How Does Event Delegation Work
- Event Delegation works by adding event to the parent element, instead of each children, then in your event handler, use event target to detect if current element is the one you want.
Event Delegation Example
Suppose we want to color all paragraph “p” items red when user clicks it.
for (let xx of document.querySelectorAll("p")) { xx.addEventListener("click", (xevent) => { xevent.target.style.color = "red"; }, false); }
〔see for-of Loop〕
instead of attaching a event handler to “p”, we can attach it a parent element, such as “body”. Because when mouse hovers over any “p”, it is also hovering over “body”.

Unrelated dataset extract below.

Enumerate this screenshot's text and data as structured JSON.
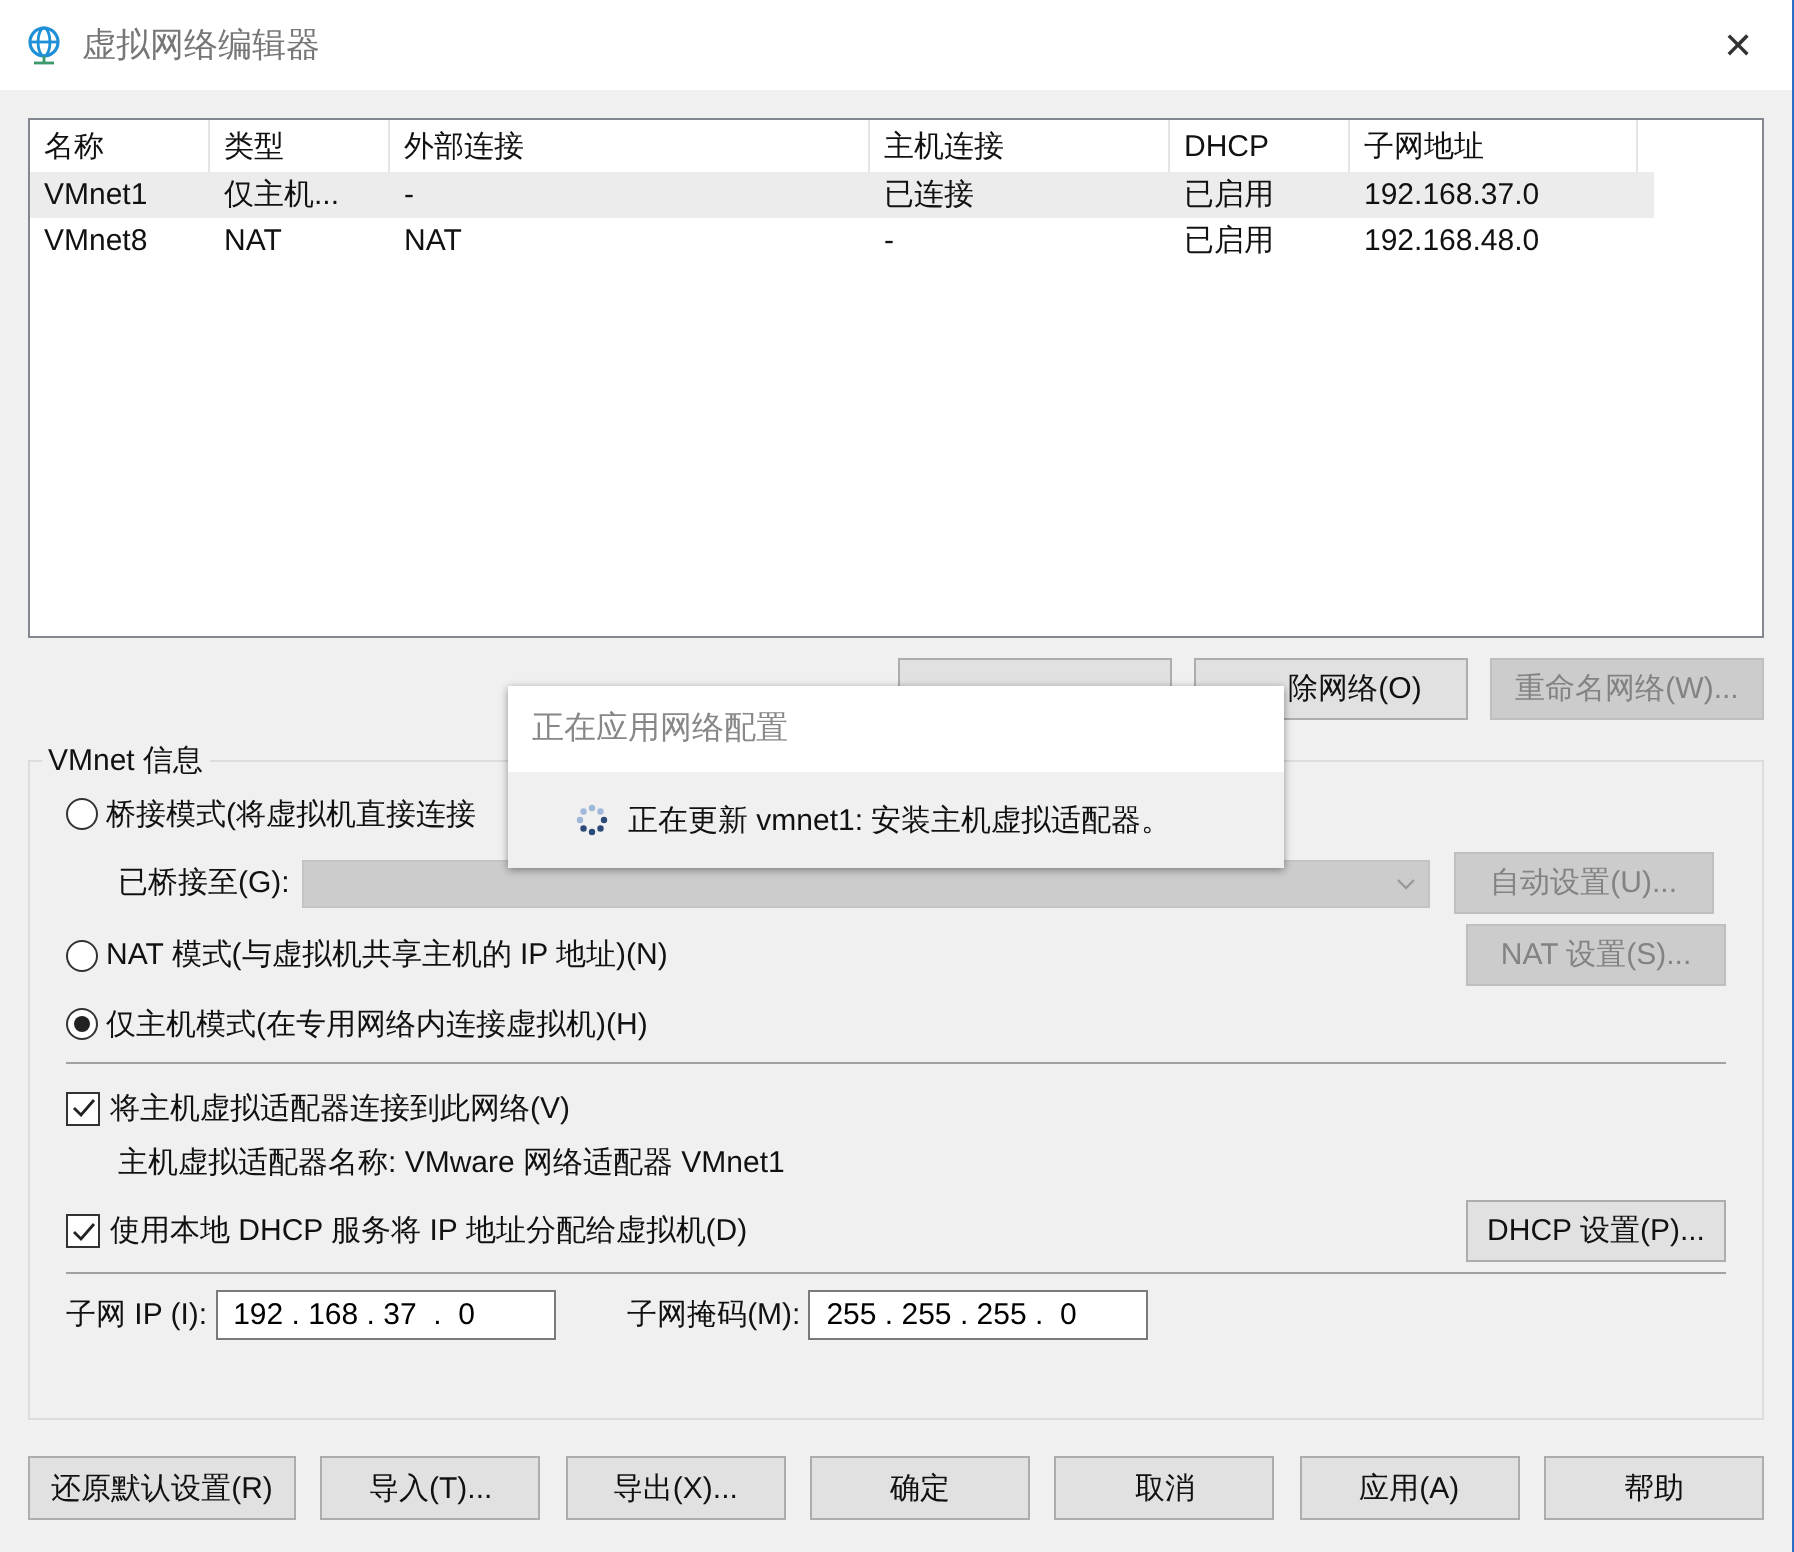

for (let xx of document.querySelectorAll("body")) { xx.addEventListener("click", (xevent) => { if (xevent.target.nodeName === "P") xevent.target.style.color = "red"; }, false); }
Try it. Copy and paste the above code into your browser's JavaScript console. Then, click on any paragraph.
Why use Event Delegation?
If you use event delegation, you can add child elements without needing to attach event to them. This makes your implementation simpler. (in complex web app, you may be constantly adding and removing elements dynamically.)
Also, relegation may save you memory, since you have just one listener instead of potentially hundreds.
Tech Detail of Event Delegation
Delegation works fundamentally because elements are nested.
When element p
is inside a div
, and when user clicks on p
, the click is also on div
because div
encloses p
.
When a event (such as mouse click) applies to all nested elements, the order of event firing is from outer element to inner elements then back to outer element.
Suppose you attach a mouseover event handler to ul
.
When user mouse hovers over li
, your event handler will run because mouse is also hovering over ul
.
The browser will go thru a event propagation path, which will start at ul
then go to its nested elements until it hits the element that the mouse is on, then travel back to the ul
element.
For each element in the event propagation path, it'll set eventObject.target
to that element. So, your event handler can check if element's tag is li
.
Event Dispatch Specification
DOM defines 3 phase for event dispatch. Quote:
- capture phase: The event object MUST propagate through the target's ancestors from the defaultView to the target's parent. This phase is also known as the capturing phase. Event listeners registered for this phase MUST handle the event before it reaches its target.
- target phase: The event object MUST arrive at the event object's event target. This phase is also known as the at-target phase. Event listeners registered for this phase MUST handle the event once it has reached its target. If the event type indicates that the event MUST NOT bubble, the event object MUST halt after completion of this phase.
- bubble phase: The event object propagates through the target's ancestors in reverse order, starting with the target's parent and ending with the defaultView. This phase is also known as the bubbling phase. Event listeners registered for this phase MUST handle the event after it has reached its target.